Sorry to have been dense.  I think I see what you mean now.  The
State-Info proposal doesn't allow you to have two stateful sessions
from the same window to the same application area of the same origin
server, I think.  If you returned to the "front door", the origin
server could try to augment the existing State-Info with a new session,
but then it would have trouble keeping the two sessions (to the same
application area) distinct.
  > 
  >  > I will hypothesize that the server knows that when it sees URLs of the
  >  > form /stores/A/*, it breaks out the corresponding state information and
  >  > passes A:info-for-A to whatever processes requests to store A.  On the
  >  > response the server might have to fabricate a new State-Info header,
  >  > 	State-Info: A:new-info-for-A B:info-for-B
  >  > 
  >  > The client just dumbly sends the State-Info header back to the server.

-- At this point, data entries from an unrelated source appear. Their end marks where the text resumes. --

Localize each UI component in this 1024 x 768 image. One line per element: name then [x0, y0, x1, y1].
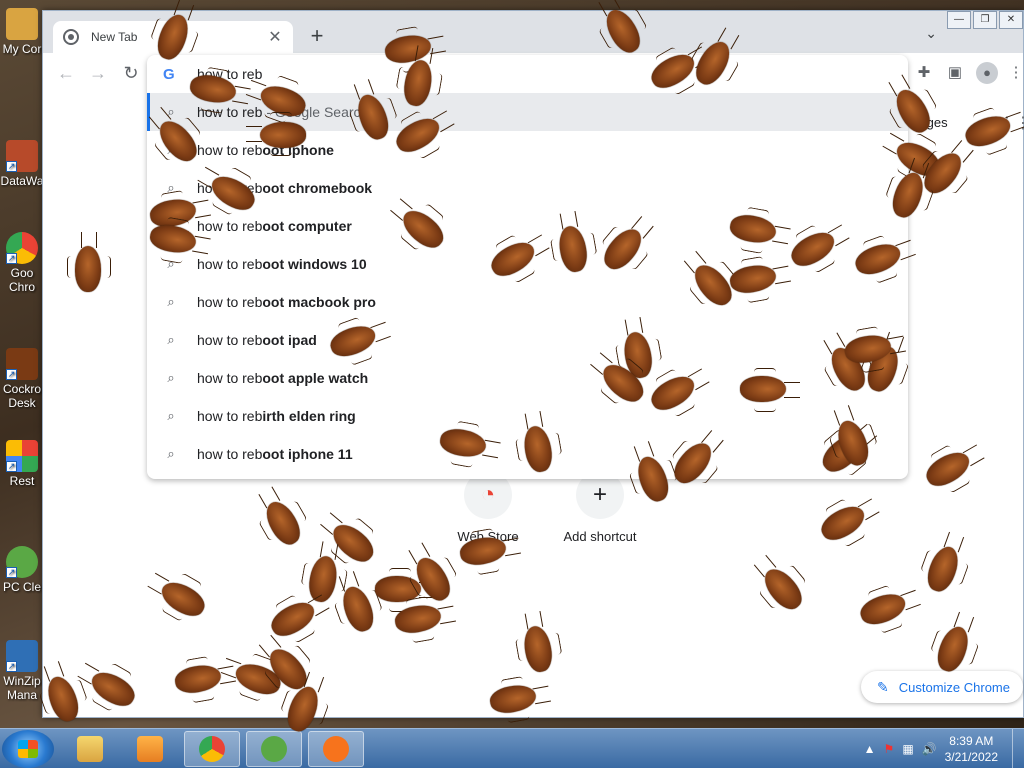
cockroach-icon: ↗ [6, 348, 38, 380]
desktop-icon-google-chrome[interactable]: ↗ Goo Chro [0, 232, 44, 294]
action-center-flag-icon[interactable]: ⚑ [884, 742, 895, 756]
desktop-icon-label: PC Cle [2, 580, 41, 594]
suggestion-completion-text: oot chromebook [262, 180, 373, 196]
taskbar-media-player[interactable] [122, 731, 178, 767]
taskbar-pc-cleaner[interactable] [246, 731, 302, 767]
close-window-button[interactable]: ✕ [999, 11, 1023, 29]
media-player-icon [137, 736, 163, 762]
desktop-icon-pc-cleaner[interactable]: ↗ PC Cle [0, 546, 44, 594]
close-tab-icon[interactable]: ✕ [267, 27, 283, 47]
extensions-icon[interactable]: ✚ [913, 62, 935, 84]
cockroach-icon [260, 122, 306, 148]
chrome-menu-icon[interactable]: ⋮ [1005, 62, 1024, 84]
desktop-icon-label: Rest [9, 474, 35, 488]
search-icon: ⌕ [167, 408, 175, 423]
restore-button[interactable]: ❐ [973, 11, 997, 29]
minimize-button[interactable]: — [947, 11, 971, 29]
chrome-icon: ↗ [6, 232, 38, 264]
suggestion-completion-text: oot computer [262, 218, 352, 234]
google-logo-icon: G [163, 65, 175, 83]
desktop-icon-label: Goo [10, 266, 34, 280]
start-button[interactable] [2, 730, 54, 768]
search-icon: ⌕ [167, 332, 175, 347]
show-desktop-button[interactable] [1012, 729, 1024, 768]
reload-button[interactable]: ↻ [120, 62, 142, 84]
tab-search-chevron-icon[interactable]: ⌄ [925, 25, 937, 42]
desktop-icon-winzip[interactable]: ↗ WinZip Mana [0, 640, 44, 702]
show-hidden-icons-icon[interactable]: ▲ [864, 742, 876, 756]
search-icon: ⌕ [167, 294, 175, 309]
pc-cleaner-icon: ↗ [6, 546, 38, 578]
suggestion-completion-text: irth elden ring [262, 408, 356, 424]
desktop-icon-label: Cockro [2, 382, 41, 396]
suggestion-completion-text: oot windows 10 [262, 256, 367, 272]
pc-cleaner-icon [261, 736, 287, 762]
suggestion-typed-text: how to reb [197, 256, 263, 272]
computer-icon [6, 8, 38, 40]
cockroach-icon [67, 246, 111, 292]
customize-chrome-button[interactable]: ✎ Customize Chrome [861, 671, 1023, 703]
pencil-icon: ✎ [877, 678, 889, 695]
desktop-icon-my-computer[interactable]: My Cor [0, 8, 44, 56]
back-button[interactable]: ← [55, 62, 77, 84]
suggestion-completion-text: oot macbook pro [262, 294, 376, 310]
shortcut-label: Add shortcut [563, 529, 637, 544]
search-icon: ⌕ [167, 370, 175, 385]
windows-logo-icon [18, 740, 38, 758]
clock-time: 8:39 AM [949, 734, 994, 748]
profile-avatar[interactable]: ● [976, 62, 998, 84]
winzip-icon: ↗ [6, 640, 38, 672]
suggestion-typed-text: how to reb [197, 218, 263, 234]
side-panel-icon[interactable]: ▣ [944, 62, 966, 84]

  >  > The header has information about both sessions.  The server heeds only
  >  > what it needs to for a given session (URL).
  >  > 
  > 
  > I don't think it's a very good idea for a client to return to server B
  > anything it receives from server A.  That's going to be a real privacy
  > issue.  What you're saying also seems to imply that all servers would
  > have to have some agreed upon means of consing up the supposedly
  > "opaque" state-info, also undesirable.

I agree.  A and B are different areas on the same origin server.  The
State-Info proposal does not call for a user agent to send session
information from one server to a different server.
  > [...]
  > We're still talking at cross purposes -- you've addressed something
  > quite different with your example.

I hope I answered the right questions this time.